Alain Weill entend bien poursuivre son aventure entrepreneuriale dans les médias. Parti en juin dernier d'Altice, propriétaire de ses anciens actifs audiovisuels (RMC, BFMTV, RMC Découverte), l'homme d'affaires se concentre désormais sur "L'Express", un titre de presse qu'il a racheté en 2019 à son ex-employeur.
Avec le journal fondé en 1953 par Jean-Jacques Servan-Schreiber et Françoise Giroud, Alain Weill entend suivre la même stratégie qu'il y a 20 ans avec RMC. Après un rachat pour une bouchée de pain en 2001 de cette marque patrimoniale créée en 1943, le tycoon français l'avait totalement reformatée.
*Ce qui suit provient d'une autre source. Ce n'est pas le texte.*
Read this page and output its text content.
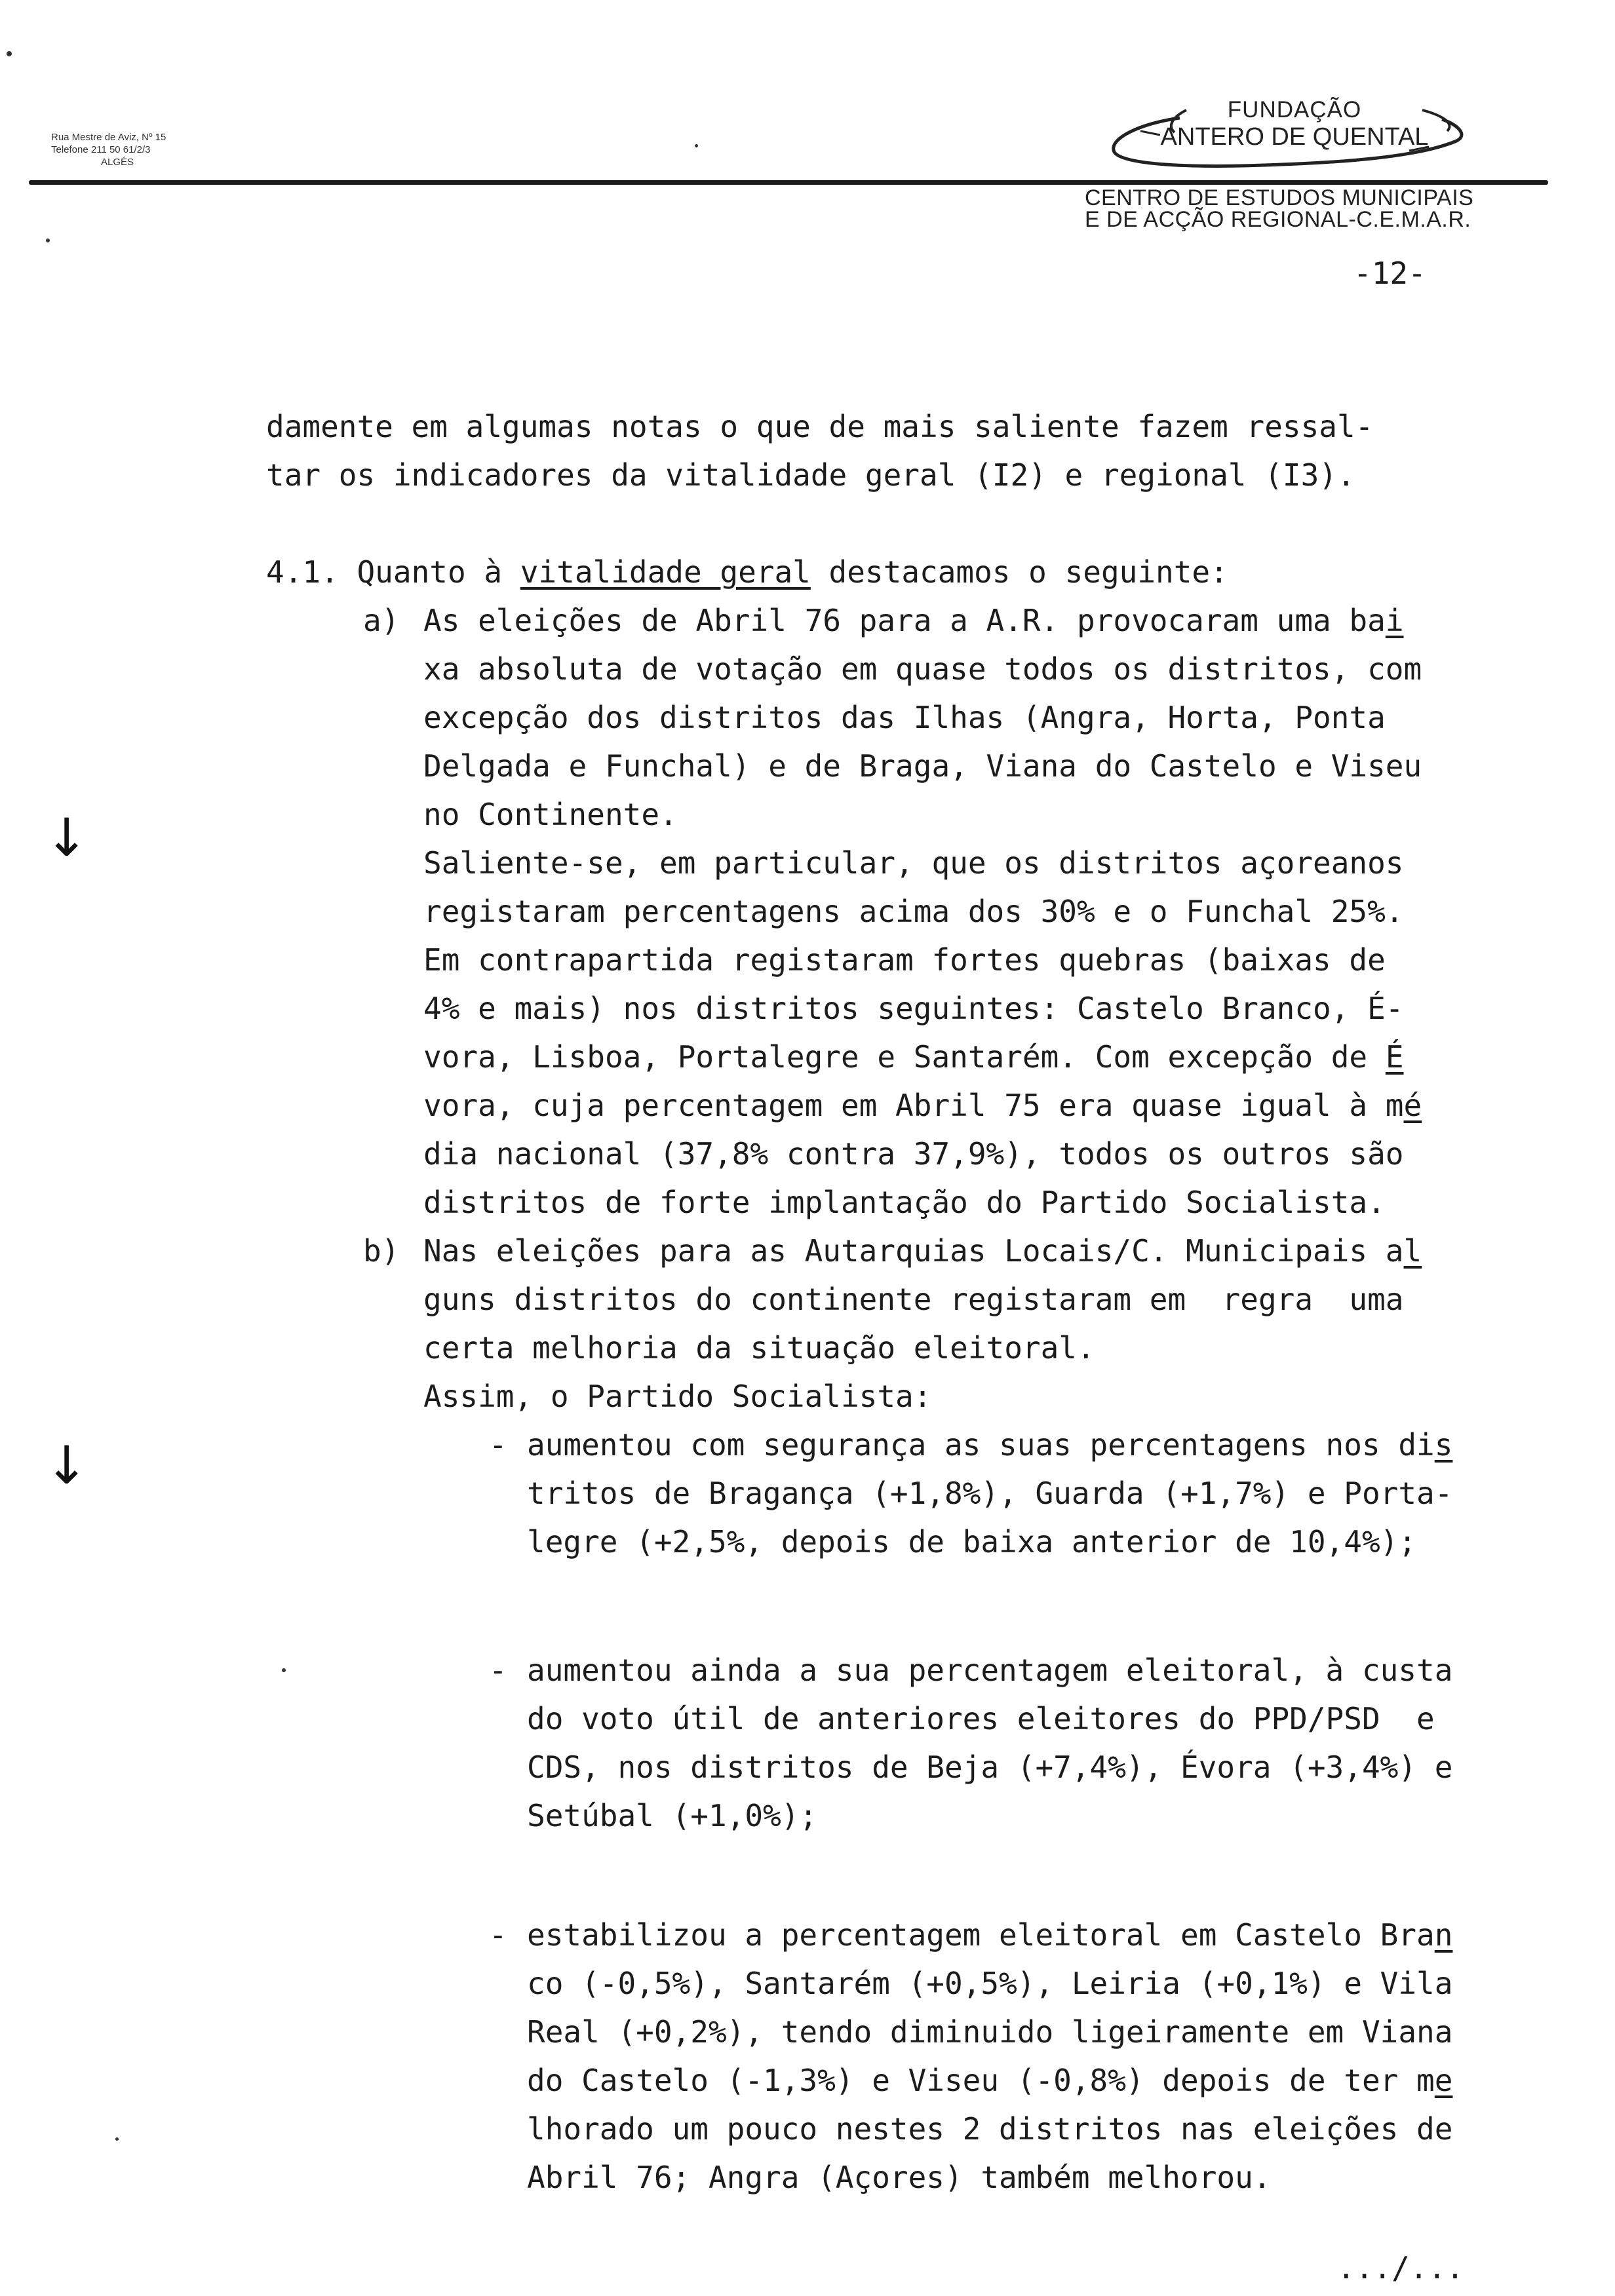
Rua Mestre de Aviz, Nº 15
Telefone 211 50 61/2/3
ALGÉS
FUNDAÇÃO
ANTERO DE QUENTAL
CENTRO DE ESTUDOS MUNICIPAIS
E DE ACÇÃO REGIONAL-C.E.M.A.R.
-12-
damente em algumas notas o que de mais saliente fazem ressal-
tar os indicadores da vitalidade geral (I2) e regional (I3).
4.1. Quanto à vitalidade geral destacamos o seguinte:
a) As eleições de Abril 76 para a A.R. provocaram uma bai
xa absoluta de votação em quase todos os distritos, com
excepção dos distritos das Ilhas (Angra, Horta, Ponta
Delgada e Funchal) e de Braga, Viana do Castelo e Viseu
no Continente.
Saliente-se, em particular, que os distritos açoreanos
registaram percentagens acima dos 30% e o Funchal 25%.
Em contrapartida registaram fortes quebras (baixas de
4% e mais) nos distritos seguintes: Castelo Branco, É-
vora, Lisboa, Portalegre e Santarém. Com excepção de É
vora, cuja percentagem em Abril 75 era quase igual à mé
dia nacional (37,8% contra 37,9%), todos os outros são
distritos de forte implantação do Partido Socialista.
b) Nas eleições para as Autarquias Locais/C. Municipais al
guns distritos do continente registaram em  regra  uma
certa melhoria da situação eleitoral.
Assim, o Partido Socialista:
- aumentou com segurança as suas percentagens nos dis
tritos de Bragança (+1,8%), Guarda (+1,7%) e Porta-
legre (+2,5%, depois de baixa anterior de 10,4%);
- aumentou ainda a sua percentagem eleitoral, à custa
do voto útil de anteriores eleitores do PPD/PSD  e
CDS, nos distritos de Beja (+7,4%), Évora (+3,4%) e
Setúbal (+1,0%);
- estabilizou a percentagem eleitoral em Castelo Bran
co (-0,5%), Santarém (+0,5%), Leiria (+0,1%) e Vila
Real (+0,2%), tendo diminuido ligeiramente em Viana
do Castelo (-1,3%) e Viseu (-0,8%) depois de ter me
lhorado um pouco nestes 2 distritos nas eleições de
Abril 76; Angra (Açores) também melhorou.
.../...
↓
↓
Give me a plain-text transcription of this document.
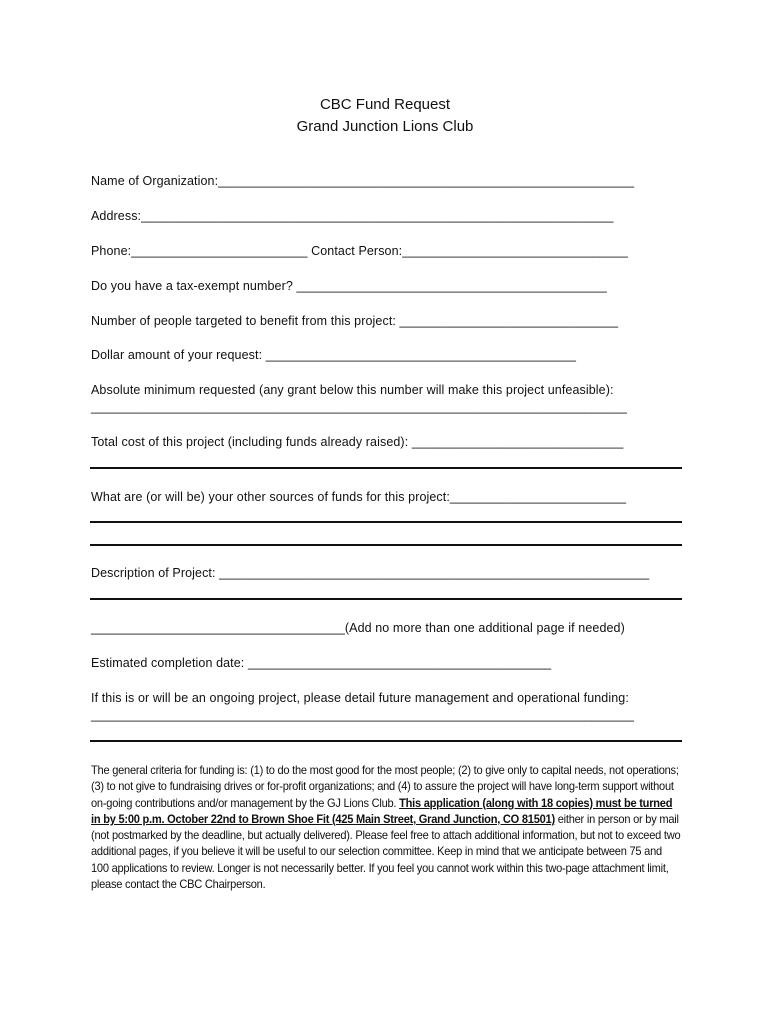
CBC Fund Request
Grand Junction Lions Club
Name of Organization:___________________________________________________________
Address:___________________________________________________________________
Phone:_________________________ Contact Person:________________________________
Do you have a tax-exempt number? ____________________________________________
Number of people targeted to benefit from this project: _______________________________
Dollar amount of your request: ____________________________________________
Absolute minimum requested (any grant below this number will make this project unfeasible):
____________________________________________________________________________
Total cost of this project (including funds already raised): ______________________________
What are (or will be) your other sources of funds for this project:_________________________
Description of Project: _____________________________________________________________
____________________________________(Add no more than one additional page if needed)
Estimated completion date: ___________________________________________
If this is or will be an ongoing project, please detail future management and operational funding:
_____________________________________________________________________________
The general criteria for funding is: (1) to do the most good for the most people; (2) to give only to capital needs, not operations; (3) to not give to fundraising drives or for-profit organizations; and (4) to assure the project will have long-term support without on-going contributions and/or management by the GJ Lions Club. This application (along with 18 copies) must be turned in by 5:00 p.m. October 22nd to Brown Shoe Fit (425 Main Street, Grand Junction, CO 81501) either in person or by mail (not postmarked by the deadline, but actually delivered). Please feel free to attach additional information, but not to exceed two additional pages, if you believe it will be useful to our selection committee. Keep in mind that we anticipate between 75 and 100 applications to review. Longer is not necessarily better. If you feel you cannot work within this two-page attachment limit, please contact the CBC Chairperson.
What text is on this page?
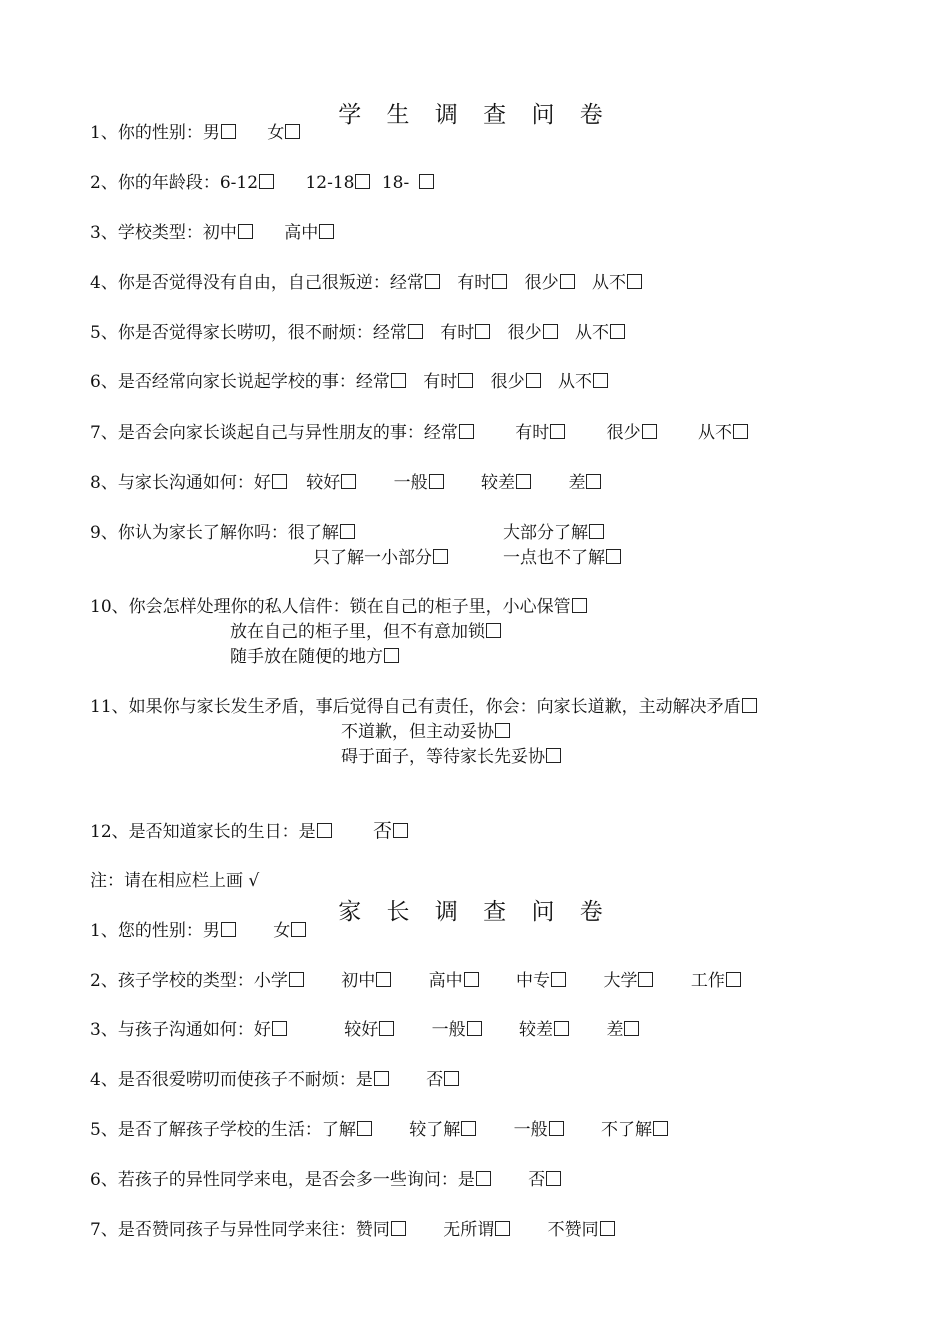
学 生 调 查 问 卷
1、你的性别：男	女
2、你的年龄段：6-12	12-18 18-
3、学校类型：初中	高中
4、你是否觉得没有自由，自己很叛逆：经常 有时 很少 从不
5、你是否觉得家长唠叨，很不耐烦：经常 有时 很少 从不
6、是否经常向家长说起学校的事：经常 有时 很少 从不
7、是否会向家长谈起自己与异性朋友的事：经常	有时	很少	从不
8、与家长沟通如何：好 较好	一般	较差	差
9、你认为家长了解你吗：很了解	大部分了解
只了解一小部分	一点也不了解
10、你会怎样处理你的私人信件：锁在自己的柜子里，小心保管
放在自己的柜子里，但不有意加锁
随手放在随便的地方
11、如果你与家长发生矛盾，事后觉得自己有责任，你会：向家长道歉，主动解决矛盾
不道歉，但主动妥协
碍于面子，等待家长先妥协
12、是否知道家长的生日：是	否
注：请在相应栏上画 √
家 长 调 查 问 卷
1、您的性别：男	女
2、孩子学校的类型：小学	初中	高中	中专	大学	工作
3、与孩子沟通如何：好	较好	一般	较差	差
4、是否很爱唠叨而使孩子不耐烦：是	否
5、是否了解孩子学校的生活：了解	较了解	一般	不了解
6、若孩子的异性同学来电，是否会多一些询问：是	否
7、是否赞同孩子与异性同学来往：赞同	无所谓	不赞同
La station moribonde s'était rapidement muée en entreprise rentable, point d'ancrage du petit empire audiovisuel constitué ensuite par Alain Weill.
"C'est un peu la même idée", reconnaît aujourd'hui devant la presse Alain Weill à propos de "L'Express". C'est ainsi que ce journal, en grande difficulté depuis plusieurs années, est devenu en janvier 2020 un "The Economist" à la française. Affichant désormais un prix de 5,90 euros, l'hebdomadaire se positionne désormais sur un créneau haut de gamme et veut séduire les "leaders d'opinion". "C'est un médecin, un pharmacien, un avocat, un chef d'entreprise de TPE-PME, un chef d'entreprise du Cac 40, un enseignant ou un étudiant", énumère Alain Weill au sujet de cette "cible resserrée". Libérale assumée, la ligne éditoriale du journal doit quant à elle faire la part belle à l'économie, la politique et l'international via des enquêtes, des formats longs, de l'infographie et de l'audio.
"Nous voulons être les leaders de l'information payante, un marché en croissance", proclame l'homme d'affaires. Si "L'Express" refuse de communiquer sur son chiffre d'affaires, il vise en tout cas le retour à l'équilibre en 2022, après "20 ans de pertes". Celles-ci ont déjà été nettement réduites, passant de 12 millions d'euros en 2019 à 6 millions en 2020 et près de 3 millions en 2021, malgré la crise sanitaire. Il faut dire qu'entretemps, le titre de presse a drastiquement réduit ses frais fixes dans le cadre d'un plan de transformation "sans concession", de l'aveu même de son patron. Le journal s'est au passage séparé de bon nombre de ses salariés. "Si nous avons eu beaucoup de départs, nous avons aussi eu beaucoup d'arrivées", tient à souligner Eric Chol, le patron de la rédaction de l'hebdomadaire, qui compte dorénavant environ 65 journalistes en CDI, pour près de 120 salariés en tout.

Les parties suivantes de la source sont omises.